Eph heard a scream from somewhere in the building.
“Hey,” yelled Eph. He tugged on the handcuff bar. “Uncuff me. They’re coming for us.”
“Huh?” Agent Lesh remained where he was, listening for more screams. “Coming for us?”
A crash, and a noise like a door breaking.
“For me!” said Eph. “My gun. You have to get it!”
Agent Lesh focused on listening. He went ahead and unsnapped his own holster.
“No! That won’t work! The silver in my gun! Don’t you understand? Go get it—!”
Gunshots. Just one floor beneath them.
“Shit!” Agent Lesh started away, drawing his sidearm.
Eph swore and turned his attention to the bar and his handcuffs. He yanked on the rail with both hands — no give whatsoever. He slid the handcuff down first to one end, then the other, hoping to exploit some weak spot, but the bolts were thick, the bar set deeply into the wall. He kicked at it, but couldn’t get through.
Eph heard a scream — closer now — and more gunshots. He tried to stand, only able to get three-quarters of the way erect. He tried to pull the wall down.
Shots in the room now. The cubicle walls blocked his view. All he had to go on was the flashes of flame from the agents’ weapons — and the agents’ screaming.
Eph dug into his pants for the silver table knife. It felt a lot smaller in his hand here than it had inside Palmer’s penthouse. He jammed the dull edge in behind the bench at an angle and pulled back on it, hard and fast. The tip snapped off, producing a short but sharp blade like a jailhouse shiv.
A thing came vaulting onto the top of the cubicle wall. It crouched there, balanced on all four limbs. It appeared small in the dim lighting of the squad room, turning its head in a weird, searching manner, scanning without sight, sniffing without a sense of smell.
Its face turned toward Eph, and he knew it was locked in.
It came off the top of the partition walls with feline agility, and Eph saw that the child vampire’s eyes were blackened like the hot end of a burned-out lightbulb. Its face was turned slightly away from him, its unseeing eyes not trained on his body — and yet somehow it saw him, of that he was certain.

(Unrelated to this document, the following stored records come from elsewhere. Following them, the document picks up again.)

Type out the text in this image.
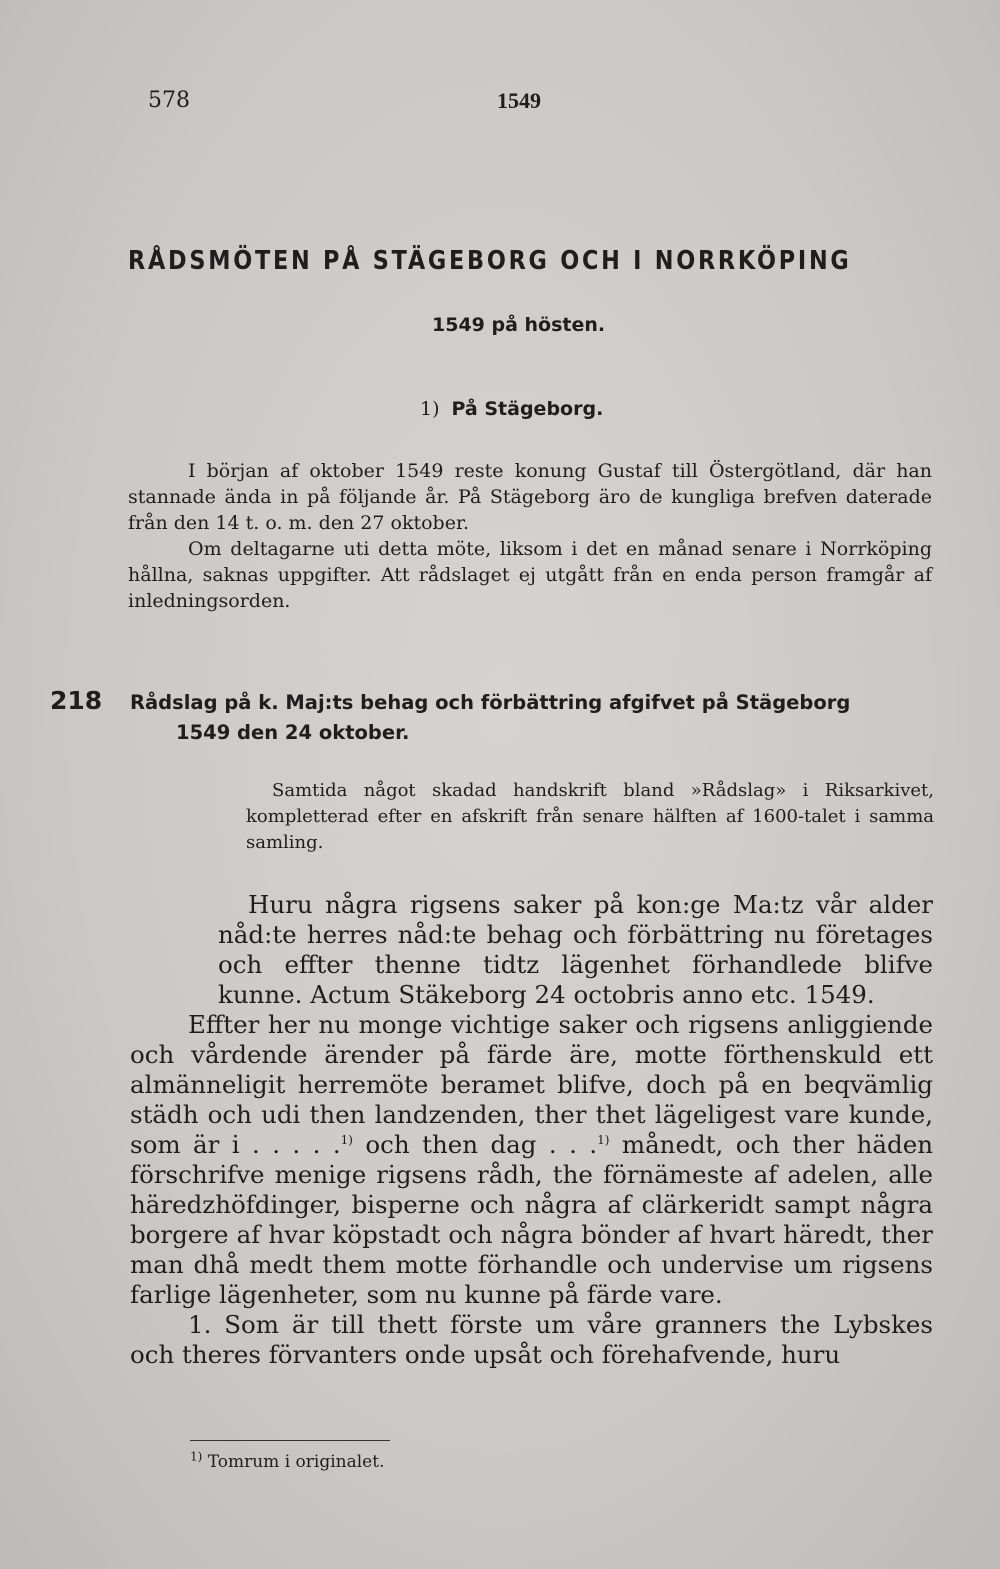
578	1549
RÅDSMÖTEN PÅ STÄGEBORG OCH I NORRKÖPING
1549 på hösten.
1) På Stägeborg.

I början af oktober 1549 reste konung Gustaf till Östergötland, där han stannade ända in på följande år. På Stägeborg äro de kungliga brefven daterade från den 14 t. o. m. den 27 oktober.

Om deltagarne uti detta möte, liksom i det en månad senare i Norrköping hållna, saknas uppgifter. Att rådslaget ej utgått från en enda person framgår af inledningsorden.

218 Rådslag på k. Maj:ts behag och förbättring afgifvet på Stägeborg
1549 den 24 oktober.

Samtida något skadad handskrift bland »Rådslag» i Riksarkivet, kompletterad efter en afskrift från senare hälften af 1600-talet i samma samling.

Huru några rigsens saker på kon:ge Ma:tz vår alder nåd:te herres nåd:te behag och förbättring nu företages och effter thenne tidtz lägenhet förhandlede blifve kunne. Actum Stäkeborg 24 octobris anno etc. 1549.

Effter her nu monge vichtige saker och rigsens anliggiende och vårdende ärender på färde äre, motte förthenskuld ett almänneligit herremöte beramet blifve, doch på en beqvämlig städh och udi then landzenden, ther thet lägeligest vare kunde, som är i . . . . .$^{1)}$ och then dag . . .$^{1)}$ månedt, och ther häden förschrifve menige rigsens rådh, the förnämeste af adelen, alle häredzhöfdinger, bisperne och några af clärkeridt sampt några borgere af hvar köpstadt och några bönder af hvart häredt, ther man dhå medt them motte förhandle och undervise um rigsens farlige lägenheter, som nu kunne på färde vare.

1. Som är till thett förste um våre granners the Lybskes och theres förvanters onde upsåt och förehafvende, huru

$^{1)}$ Tomrum i originalet.
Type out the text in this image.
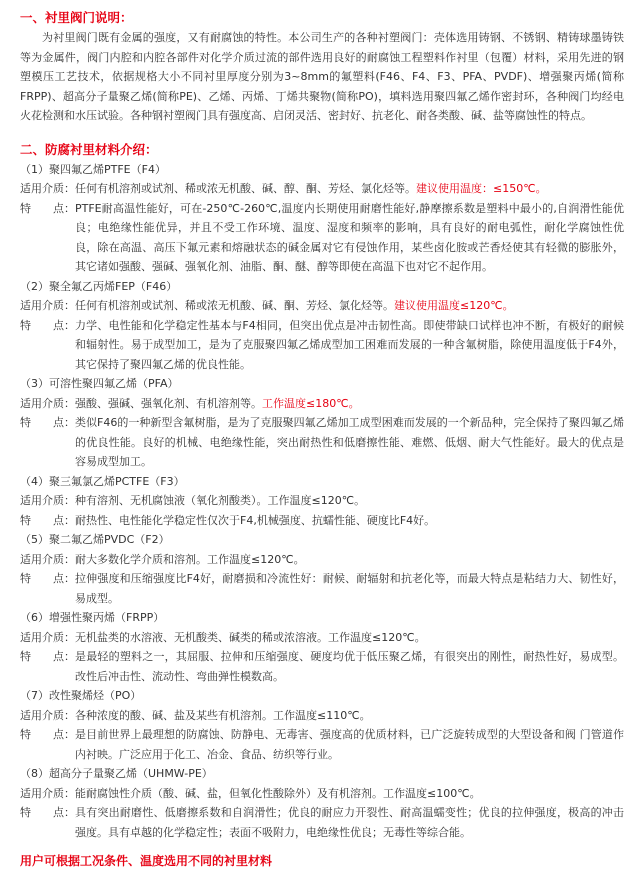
一、衬里阀门说明：
为衬里阀门既有金属的强度，又有耐腐蚀的特性。本公司生产的各种衬塑阀门：壳体选用铸钢、不锈钢、精铸球墨铸铁等为金属件，阀门内腔和内腔各部件对化学介质过流的部件选用良好的耐腐蚀工程塑料作衬里（包覆）材料，采用先进的钢塑模压工艺技术，依据规格大小不同衬里厚度分别为3~8mm的氟塑料(F46、F4、F3、PFA、PVDF)、增强聚丙烯(简称FRPP)、超高分子量聚乙烯(简称PE)、乙烯、丙烯、丁烯共聚物(简称PO)，填料选用聚四氟乙烯作密封环，各种阀门均经电火花检测和水压试验。各种钢衬塑阀门具有强度高、启闭灵活、密封好、抗老化、耐各类酸、碱、盐等腐蚀性的特点。
二、防腐衬里材料介绍：
（1）聚四氟乙烯PTFE（F4）
适用介质： 任何有机溶剂或试剂、稀或浓无机酸、碱、醇、酮、芳烃、氯化烃等。建议使用温度：≤150℃。
特　　点： PTFE耐高温性能好，可在-250℃-260℃,温度内长期使用耐磨性能好,静摩擦系数是塑料中最小的,自润滑性能优良；电绝缘性能优异，并且不受工作环境、温度、湿度和频率的影响，具有良好的耐电弧性，耐化学腐蚀性优良，除在高温、高压下氟元素和熔融状态的碱金属对它有侵蚀作用，某些卤化胺或芒香烃使其有轻微的膨胀外，其它诸如强酸、强碱、强氧化剂、油脂、酮、醚、醇等即使在高温下也对它不起作用。
（2）聚全氟乙丙烯FEP（F46）
适用介质： 任何有机溶剂或试剂、稀或浓无机酸、碱、酮、芳烃、氯化烃等。建议使用温度≤120℃。
特　　点： 力学、电性能和化学稳定性基本与F4相同，但突出优点是冲击韧性高。即使带缺口试样也冲不断，有极好的耐候和辐射性。易于成型加工，是为了克服聚四氟乙烯成型加工困难而发展的一种含氟树脂，除使用温度低于F4外，其它保持了聚四氟乙烯的优良性能。
（3）可溶性聚四氟乙烯（PFA）
适用介质： 强酸、强碱、强氧化剂、有机溶剂等。工作温度≤180℃。
特　　点： 类似F46的一种新型含氟树脂，是为了克服聚四氟乙烯加工成型困难而发展的一个新品种，完全保持了聚四氟乙烯的优良性能。良好的机械、电绝缘性能，突出耐热性和低磨擦性能、难燃、低烟、耐大气性能好。最大的优点是容易成型加工。
（4）聚三氟氯乙烯PCTFE（F3）
适用介质： 种有溶剂、无机腐蚀液（氧化剂酸类）。工作温度≤120℃。
特　　点： 耐热性、电性能化学稳定性仅次于F4,机械强度、抗蠕性能、硬度比F4好。
（5）聚二氟乙烯PVDC（F2）
适用介质： 耐大多数化学介质和溶剂。工作温度≤120℃。
特　　点： 拉伸强度和压缩强度比F4好，耐磨损和冷流性好：耐候、耐辐射和抗老化等，而最大特点是粘结力大、韧性好，易成型。
（6）增强性聚丙烯（FRPP）
适用介质： 无机盐类的水溶液、无机酸类、碱类的稀或浓溶液。工作温度≤120℃。
特　　点： 是最轻的塑料之一，其屈服、拉伸和压缩强度、硬度均优于低压聚乙烯，有很突出的刚性，耐热性好，易成型。改性后冲击性、流动性、弯曲弹性模数高。
（7）改性聚烯烃（PO）
适用介质： 各种浓度的酸、碱、盐及某些有机溶剂。工作温度≤110℃。
特　　点： 是目前世界上最理想的防腐蚀、防静电、无毒害、强度高的优质材料，已广泛旋转成型的大型设备和阀 门管道作内衬映。广泛应用于化工、冶金、食品、纺织等行业。
（8）超高分子量聚乙烯（UHMW-PE）
适用介质： 能耐腐蚀性介质（酸、碱、盐，但氧化性酸除外）及有机溶剂。工作温度≤100℃。
特　　点： 具有突出耐磨性、低磨擦系数和自润滑性；优良的耐应力开裂性、耐高温蠕变性；优良的拉伸强度，极高的冲击强度。具有卓越的化学稳定性；表面不吸附力，电绝缘性优良；无毒性等综合能。
用户可根据工况条件、温度选用不同的衬里材料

Its physicality was terrifying to Eph, like facing a jaguar in a cage — and being chained to the cage. Eph stood sideways, in the vain hope of protecting his throat, his silver blade out toward the feeler, who sensed the weapon. Eph moved laterally as the handcuff rail would allow, the creature tracking him to the left, and then back toward the right, its head snakelike upon its swollen neck.
Then it struck, its stinger whipping out, shorter than an adult vampire’s, Eph just reacting in time to swipe at it with his blade. Whether he cut it or not, he had made impact, fending off the approach, the feeler skittering backward like a kicked dog.
“GET OUTTA HERE!” yelled Eph, trying to command it as he would an animal, but the feeler only looked at him with its unseeing eyes. When two more vampires — regular monsters, red human blood staining their shirtfronts — turned the corner around the partitions, Eph understood that the feeler had summoned backup.